Action is doing. Intention without action is directionless inaction. We cannot afford stalemate and ignorance.
Chris Lowney, author of Heroic Leadership, sums it up well:
“Love enables any company to welcome every sort of talent, irrespective of religion, race, social position or credentials. Love is the joy of seeing team members succeed.”
Love-driven leadership is knowing that people are generally good, and we need to provide the enlivened feeling that they can use their talents in ways to empower teams and organizations forward.
Lowney also describes how love-driven leadership is not an excuse to let individuals off-the-hook when they are not doing their part. Quite the opposite. Love-driven leadership requires us to have difficult conversations with the underperformers. When individuals are not using their talents and skills, they are failing themselves and our society.

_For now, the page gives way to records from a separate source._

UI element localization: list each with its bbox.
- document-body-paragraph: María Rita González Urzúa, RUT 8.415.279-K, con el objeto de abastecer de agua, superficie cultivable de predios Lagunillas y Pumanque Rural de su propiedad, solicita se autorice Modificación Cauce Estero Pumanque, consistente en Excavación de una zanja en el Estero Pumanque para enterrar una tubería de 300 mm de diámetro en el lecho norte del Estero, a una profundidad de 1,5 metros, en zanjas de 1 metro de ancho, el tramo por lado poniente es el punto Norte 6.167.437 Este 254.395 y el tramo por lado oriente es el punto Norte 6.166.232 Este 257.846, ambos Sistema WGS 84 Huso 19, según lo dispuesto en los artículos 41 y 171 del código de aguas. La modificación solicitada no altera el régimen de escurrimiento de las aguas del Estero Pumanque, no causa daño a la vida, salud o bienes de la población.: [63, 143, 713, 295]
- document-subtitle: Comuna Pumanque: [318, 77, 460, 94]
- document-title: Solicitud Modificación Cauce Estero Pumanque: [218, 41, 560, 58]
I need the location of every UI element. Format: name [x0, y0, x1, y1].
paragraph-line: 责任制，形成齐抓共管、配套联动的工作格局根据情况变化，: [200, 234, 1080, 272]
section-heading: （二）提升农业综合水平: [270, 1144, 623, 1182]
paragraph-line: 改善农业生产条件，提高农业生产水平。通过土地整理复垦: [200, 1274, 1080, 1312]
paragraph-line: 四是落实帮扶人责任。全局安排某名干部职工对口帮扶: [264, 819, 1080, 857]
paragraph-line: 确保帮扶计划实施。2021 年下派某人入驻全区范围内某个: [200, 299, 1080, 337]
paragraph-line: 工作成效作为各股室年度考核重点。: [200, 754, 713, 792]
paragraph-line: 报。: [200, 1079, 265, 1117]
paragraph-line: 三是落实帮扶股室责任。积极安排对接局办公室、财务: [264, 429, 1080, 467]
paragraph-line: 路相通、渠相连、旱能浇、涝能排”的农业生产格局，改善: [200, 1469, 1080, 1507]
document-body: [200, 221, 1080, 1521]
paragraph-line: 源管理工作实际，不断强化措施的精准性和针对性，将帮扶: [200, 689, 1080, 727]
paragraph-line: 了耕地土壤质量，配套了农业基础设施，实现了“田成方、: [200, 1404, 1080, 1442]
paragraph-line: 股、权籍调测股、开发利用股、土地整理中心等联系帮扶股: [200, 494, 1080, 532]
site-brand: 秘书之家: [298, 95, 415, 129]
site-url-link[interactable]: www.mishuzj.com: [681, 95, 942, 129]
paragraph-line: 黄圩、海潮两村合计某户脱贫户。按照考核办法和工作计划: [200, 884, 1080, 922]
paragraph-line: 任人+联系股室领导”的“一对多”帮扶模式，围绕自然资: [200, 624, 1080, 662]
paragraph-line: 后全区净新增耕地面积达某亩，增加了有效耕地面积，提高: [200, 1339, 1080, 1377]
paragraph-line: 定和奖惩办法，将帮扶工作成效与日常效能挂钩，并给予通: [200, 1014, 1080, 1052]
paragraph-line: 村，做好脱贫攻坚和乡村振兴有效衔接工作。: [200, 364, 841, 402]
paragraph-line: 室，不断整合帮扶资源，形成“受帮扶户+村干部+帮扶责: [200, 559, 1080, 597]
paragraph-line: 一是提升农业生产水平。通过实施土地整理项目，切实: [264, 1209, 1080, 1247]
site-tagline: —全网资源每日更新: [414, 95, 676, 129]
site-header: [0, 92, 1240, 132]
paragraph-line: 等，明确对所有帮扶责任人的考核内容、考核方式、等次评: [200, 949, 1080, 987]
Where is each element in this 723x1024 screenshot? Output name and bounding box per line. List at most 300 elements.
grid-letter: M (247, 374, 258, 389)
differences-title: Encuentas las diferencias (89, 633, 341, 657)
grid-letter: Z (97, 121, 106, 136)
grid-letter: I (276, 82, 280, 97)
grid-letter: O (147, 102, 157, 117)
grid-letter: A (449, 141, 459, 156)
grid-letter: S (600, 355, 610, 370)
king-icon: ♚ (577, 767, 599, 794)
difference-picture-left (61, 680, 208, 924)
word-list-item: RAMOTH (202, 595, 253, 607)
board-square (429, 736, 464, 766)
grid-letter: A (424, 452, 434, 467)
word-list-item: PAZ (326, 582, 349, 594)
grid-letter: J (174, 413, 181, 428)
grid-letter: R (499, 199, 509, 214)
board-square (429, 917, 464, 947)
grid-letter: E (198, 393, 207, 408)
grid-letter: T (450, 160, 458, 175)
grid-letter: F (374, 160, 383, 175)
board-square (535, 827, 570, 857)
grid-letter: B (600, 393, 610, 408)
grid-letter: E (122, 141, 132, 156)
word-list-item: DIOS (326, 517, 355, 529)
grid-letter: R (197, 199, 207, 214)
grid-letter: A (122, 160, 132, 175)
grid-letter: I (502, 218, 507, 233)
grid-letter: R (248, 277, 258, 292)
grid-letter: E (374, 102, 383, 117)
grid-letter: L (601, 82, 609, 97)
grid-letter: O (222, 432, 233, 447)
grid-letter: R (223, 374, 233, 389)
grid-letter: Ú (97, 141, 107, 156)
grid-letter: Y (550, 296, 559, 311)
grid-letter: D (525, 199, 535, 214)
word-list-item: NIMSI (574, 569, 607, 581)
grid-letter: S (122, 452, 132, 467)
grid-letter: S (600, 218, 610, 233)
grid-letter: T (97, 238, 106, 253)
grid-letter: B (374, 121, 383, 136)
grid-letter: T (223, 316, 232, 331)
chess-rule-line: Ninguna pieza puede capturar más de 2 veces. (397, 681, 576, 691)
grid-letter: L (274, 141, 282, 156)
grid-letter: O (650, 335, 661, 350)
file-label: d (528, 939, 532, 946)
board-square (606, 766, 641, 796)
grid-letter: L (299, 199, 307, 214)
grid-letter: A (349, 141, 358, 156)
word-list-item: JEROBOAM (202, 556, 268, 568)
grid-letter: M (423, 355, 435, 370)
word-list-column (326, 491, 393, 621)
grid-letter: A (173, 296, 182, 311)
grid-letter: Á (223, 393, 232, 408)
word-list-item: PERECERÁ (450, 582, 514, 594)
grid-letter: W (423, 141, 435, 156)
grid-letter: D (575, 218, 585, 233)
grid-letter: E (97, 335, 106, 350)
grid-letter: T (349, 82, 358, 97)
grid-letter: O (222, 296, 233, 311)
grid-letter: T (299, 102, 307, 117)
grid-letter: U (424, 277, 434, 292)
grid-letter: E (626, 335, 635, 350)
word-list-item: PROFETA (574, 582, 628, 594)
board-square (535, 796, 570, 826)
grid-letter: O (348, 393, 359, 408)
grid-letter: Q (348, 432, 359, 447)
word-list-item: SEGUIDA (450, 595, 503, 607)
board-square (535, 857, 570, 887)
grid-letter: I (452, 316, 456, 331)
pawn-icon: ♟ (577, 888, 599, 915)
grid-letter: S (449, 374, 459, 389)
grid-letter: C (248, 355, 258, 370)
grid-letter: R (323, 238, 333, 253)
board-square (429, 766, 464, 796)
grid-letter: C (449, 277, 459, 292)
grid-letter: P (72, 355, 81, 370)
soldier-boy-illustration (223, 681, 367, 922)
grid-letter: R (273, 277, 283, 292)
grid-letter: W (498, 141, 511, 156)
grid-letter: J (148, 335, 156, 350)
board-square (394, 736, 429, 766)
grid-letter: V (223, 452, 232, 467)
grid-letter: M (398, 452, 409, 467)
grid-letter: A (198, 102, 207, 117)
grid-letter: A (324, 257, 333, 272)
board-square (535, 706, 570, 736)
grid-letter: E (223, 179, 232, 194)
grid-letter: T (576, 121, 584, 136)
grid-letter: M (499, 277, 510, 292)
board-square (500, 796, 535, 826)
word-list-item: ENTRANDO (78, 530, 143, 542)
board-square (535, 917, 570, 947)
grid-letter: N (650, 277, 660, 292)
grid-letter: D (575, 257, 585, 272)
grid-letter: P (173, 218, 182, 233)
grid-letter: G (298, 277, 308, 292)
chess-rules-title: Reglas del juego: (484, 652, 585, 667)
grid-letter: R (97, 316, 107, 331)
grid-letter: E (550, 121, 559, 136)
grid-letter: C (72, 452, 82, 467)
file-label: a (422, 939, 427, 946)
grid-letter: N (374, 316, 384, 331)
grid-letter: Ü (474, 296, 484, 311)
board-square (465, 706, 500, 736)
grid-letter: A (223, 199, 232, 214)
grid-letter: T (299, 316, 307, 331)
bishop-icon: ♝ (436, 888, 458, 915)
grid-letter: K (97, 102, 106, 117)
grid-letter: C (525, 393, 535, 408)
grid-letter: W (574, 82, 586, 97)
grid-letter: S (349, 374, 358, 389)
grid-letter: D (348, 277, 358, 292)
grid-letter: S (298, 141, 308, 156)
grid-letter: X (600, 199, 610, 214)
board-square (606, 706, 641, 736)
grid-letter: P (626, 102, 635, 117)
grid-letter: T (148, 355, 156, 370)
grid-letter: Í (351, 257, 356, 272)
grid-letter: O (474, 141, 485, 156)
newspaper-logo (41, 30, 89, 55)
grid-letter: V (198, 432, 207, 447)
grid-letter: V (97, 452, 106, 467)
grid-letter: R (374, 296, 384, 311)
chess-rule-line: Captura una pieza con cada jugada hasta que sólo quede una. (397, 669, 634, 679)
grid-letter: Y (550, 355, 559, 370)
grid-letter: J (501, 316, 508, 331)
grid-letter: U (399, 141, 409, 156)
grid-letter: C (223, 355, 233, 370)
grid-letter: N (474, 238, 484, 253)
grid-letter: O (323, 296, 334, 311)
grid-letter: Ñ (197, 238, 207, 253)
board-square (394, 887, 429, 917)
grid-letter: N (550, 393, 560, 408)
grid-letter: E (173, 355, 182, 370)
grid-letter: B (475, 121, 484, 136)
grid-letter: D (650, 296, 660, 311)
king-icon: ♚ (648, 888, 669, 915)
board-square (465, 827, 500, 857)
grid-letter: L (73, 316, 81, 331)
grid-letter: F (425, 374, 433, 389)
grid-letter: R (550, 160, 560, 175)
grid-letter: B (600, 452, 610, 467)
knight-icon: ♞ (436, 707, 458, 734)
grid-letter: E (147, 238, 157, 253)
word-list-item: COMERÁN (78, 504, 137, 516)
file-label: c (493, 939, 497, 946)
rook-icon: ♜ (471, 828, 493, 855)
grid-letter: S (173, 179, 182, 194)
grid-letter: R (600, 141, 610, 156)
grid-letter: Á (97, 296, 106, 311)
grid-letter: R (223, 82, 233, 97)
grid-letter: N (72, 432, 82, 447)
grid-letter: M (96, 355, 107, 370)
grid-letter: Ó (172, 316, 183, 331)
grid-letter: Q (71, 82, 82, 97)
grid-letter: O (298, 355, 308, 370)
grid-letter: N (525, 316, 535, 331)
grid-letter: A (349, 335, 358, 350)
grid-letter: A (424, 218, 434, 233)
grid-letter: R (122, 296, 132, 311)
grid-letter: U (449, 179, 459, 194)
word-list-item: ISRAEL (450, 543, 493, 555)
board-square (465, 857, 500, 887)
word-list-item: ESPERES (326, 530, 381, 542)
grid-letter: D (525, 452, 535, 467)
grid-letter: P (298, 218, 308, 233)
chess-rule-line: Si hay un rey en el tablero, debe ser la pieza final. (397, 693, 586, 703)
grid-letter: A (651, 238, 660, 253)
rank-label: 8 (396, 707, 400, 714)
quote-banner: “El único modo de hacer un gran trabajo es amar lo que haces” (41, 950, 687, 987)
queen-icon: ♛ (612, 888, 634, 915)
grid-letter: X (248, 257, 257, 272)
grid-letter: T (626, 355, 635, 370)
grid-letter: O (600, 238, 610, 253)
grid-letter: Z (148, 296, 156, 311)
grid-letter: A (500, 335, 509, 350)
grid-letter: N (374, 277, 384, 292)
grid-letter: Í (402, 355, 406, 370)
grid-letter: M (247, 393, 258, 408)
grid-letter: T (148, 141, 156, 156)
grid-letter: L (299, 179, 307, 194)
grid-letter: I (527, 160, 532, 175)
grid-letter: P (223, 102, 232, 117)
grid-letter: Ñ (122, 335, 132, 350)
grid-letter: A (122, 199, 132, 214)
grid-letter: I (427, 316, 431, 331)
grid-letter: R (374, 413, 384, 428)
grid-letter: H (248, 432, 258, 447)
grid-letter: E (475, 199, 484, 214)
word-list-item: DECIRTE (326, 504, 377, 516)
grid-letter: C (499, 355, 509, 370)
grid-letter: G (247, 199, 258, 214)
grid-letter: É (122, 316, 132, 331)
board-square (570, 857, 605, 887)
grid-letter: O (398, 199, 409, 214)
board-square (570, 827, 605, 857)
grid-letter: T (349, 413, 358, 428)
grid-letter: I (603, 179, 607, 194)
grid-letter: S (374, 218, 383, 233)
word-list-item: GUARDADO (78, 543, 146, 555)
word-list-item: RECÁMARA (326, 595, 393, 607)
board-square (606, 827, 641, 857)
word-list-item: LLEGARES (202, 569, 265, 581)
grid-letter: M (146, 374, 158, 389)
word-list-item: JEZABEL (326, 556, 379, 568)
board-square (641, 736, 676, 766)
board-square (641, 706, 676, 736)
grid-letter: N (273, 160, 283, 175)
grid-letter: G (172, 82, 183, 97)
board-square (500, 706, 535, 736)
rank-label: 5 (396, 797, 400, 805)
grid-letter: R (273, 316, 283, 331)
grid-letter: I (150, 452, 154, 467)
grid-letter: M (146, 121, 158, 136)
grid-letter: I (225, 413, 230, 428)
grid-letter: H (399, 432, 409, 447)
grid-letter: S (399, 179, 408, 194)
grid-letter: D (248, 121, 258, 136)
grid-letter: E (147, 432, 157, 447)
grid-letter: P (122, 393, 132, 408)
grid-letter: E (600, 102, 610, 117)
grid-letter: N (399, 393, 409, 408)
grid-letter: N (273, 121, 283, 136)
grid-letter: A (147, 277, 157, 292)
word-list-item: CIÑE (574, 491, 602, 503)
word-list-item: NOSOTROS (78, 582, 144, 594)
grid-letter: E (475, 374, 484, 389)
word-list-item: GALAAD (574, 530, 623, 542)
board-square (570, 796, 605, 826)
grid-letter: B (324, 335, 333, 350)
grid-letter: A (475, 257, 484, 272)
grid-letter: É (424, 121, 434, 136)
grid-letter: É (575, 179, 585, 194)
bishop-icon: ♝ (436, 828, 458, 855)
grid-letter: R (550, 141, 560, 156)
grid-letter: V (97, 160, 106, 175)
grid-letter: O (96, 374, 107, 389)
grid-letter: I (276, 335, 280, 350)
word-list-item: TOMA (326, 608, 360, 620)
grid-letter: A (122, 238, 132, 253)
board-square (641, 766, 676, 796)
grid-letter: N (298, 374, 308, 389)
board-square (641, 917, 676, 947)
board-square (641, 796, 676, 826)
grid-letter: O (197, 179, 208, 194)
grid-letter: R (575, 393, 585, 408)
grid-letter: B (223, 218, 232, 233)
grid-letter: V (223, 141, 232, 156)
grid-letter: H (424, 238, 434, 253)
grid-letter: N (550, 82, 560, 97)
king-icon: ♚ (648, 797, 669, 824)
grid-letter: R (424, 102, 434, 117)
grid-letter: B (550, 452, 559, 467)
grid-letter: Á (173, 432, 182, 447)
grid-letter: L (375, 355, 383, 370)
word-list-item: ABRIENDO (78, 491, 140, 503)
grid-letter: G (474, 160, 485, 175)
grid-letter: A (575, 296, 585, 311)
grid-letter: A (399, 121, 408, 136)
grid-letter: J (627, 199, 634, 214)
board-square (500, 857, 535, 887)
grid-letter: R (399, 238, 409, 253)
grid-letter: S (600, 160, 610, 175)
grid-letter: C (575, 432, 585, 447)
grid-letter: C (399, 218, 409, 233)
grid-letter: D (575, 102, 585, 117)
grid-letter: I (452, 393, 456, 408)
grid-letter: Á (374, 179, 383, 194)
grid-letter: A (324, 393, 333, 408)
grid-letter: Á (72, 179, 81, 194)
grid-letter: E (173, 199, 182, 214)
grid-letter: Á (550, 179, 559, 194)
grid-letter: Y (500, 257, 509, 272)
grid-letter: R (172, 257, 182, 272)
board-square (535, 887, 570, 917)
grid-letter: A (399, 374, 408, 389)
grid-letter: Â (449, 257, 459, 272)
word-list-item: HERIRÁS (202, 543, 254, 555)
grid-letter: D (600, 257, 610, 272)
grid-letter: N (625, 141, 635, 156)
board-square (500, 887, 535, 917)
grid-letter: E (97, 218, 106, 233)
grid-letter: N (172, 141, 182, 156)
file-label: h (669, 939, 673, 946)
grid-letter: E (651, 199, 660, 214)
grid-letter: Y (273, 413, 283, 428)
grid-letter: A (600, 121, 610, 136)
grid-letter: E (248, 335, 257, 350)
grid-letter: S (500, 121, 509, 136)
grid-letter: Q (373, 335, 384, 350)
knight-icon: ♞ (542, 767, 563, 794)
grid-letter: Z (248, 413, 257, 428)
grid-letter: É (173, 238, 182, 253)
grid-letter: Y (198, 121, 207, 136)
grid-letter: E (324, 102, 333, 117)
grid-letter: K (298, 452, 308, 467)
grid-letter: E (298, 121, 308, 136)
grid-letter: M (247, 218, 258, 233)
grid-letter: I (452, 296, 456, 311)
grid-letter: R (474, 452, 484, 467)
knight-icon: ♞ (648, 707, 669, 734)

We need to stir the best out of everyone, finding the right role and environment for them to make their work sing in the intended, beautiful way. Our actions need to engage a love-driven leadership way. After all, it is not soft. Love-driven leadership creates better intentions and subsequent actions of change, compassion, and outcome.
Await No Longer
Inspiration is dangerous. We become comfortable in the words and the thoughts but then return to our daily routines. The best inspiration restores our aspirations and converts to actions with a renewed awareness.
Just as inspiration alone can be dangerous so can callousness. We are living in a time in which some leaders use words to divide, disparage, and discourage. We need to understand motives, but then we need to counter with positive actions that produce a better direction.
An Activist Mindset
Await no longer translates into an activist mindset.
Activism is knowing people are better when they are loved and challenged to use their minds and spirit in positively engaging ways.Tweet
Activist invokes thoughts of a past time of protests and free-living. We need to realize a new reality of activism. Activism is a method to understand the forgotten and then build relationships to craft a better future. Activism is determining what is not working, what control we have, and then developing solutions that matter where we are and where we can. Activism is having the conversation in a civil and inclusive way. Activism is knowing people are better when they are loved and challenged to use their minds and spirit in positively engaging ways.
When we let the words of L.R. Knost settle in, they inspire. More than inspire, they challenge us to convert the inspiration into action. We all need to realize the call-to-action of her words. We can begin by getting to know our neighbors and spending time with them each week. We can begin by knowing the talents and challenges of the people we work with, letting them know they are in a loving culture in which we expect them to use their gifts more often than before.
We need to find our inner activist and bring it to life with productive actions. Our world seems to be tearing at the seams, and we need to do more than sow inspiration. We need to renew by sewing the pieces together while developing better patterns to create better communities and workplaces.
“The broken world waits in darkness for the light that is you.” Are you ready to act?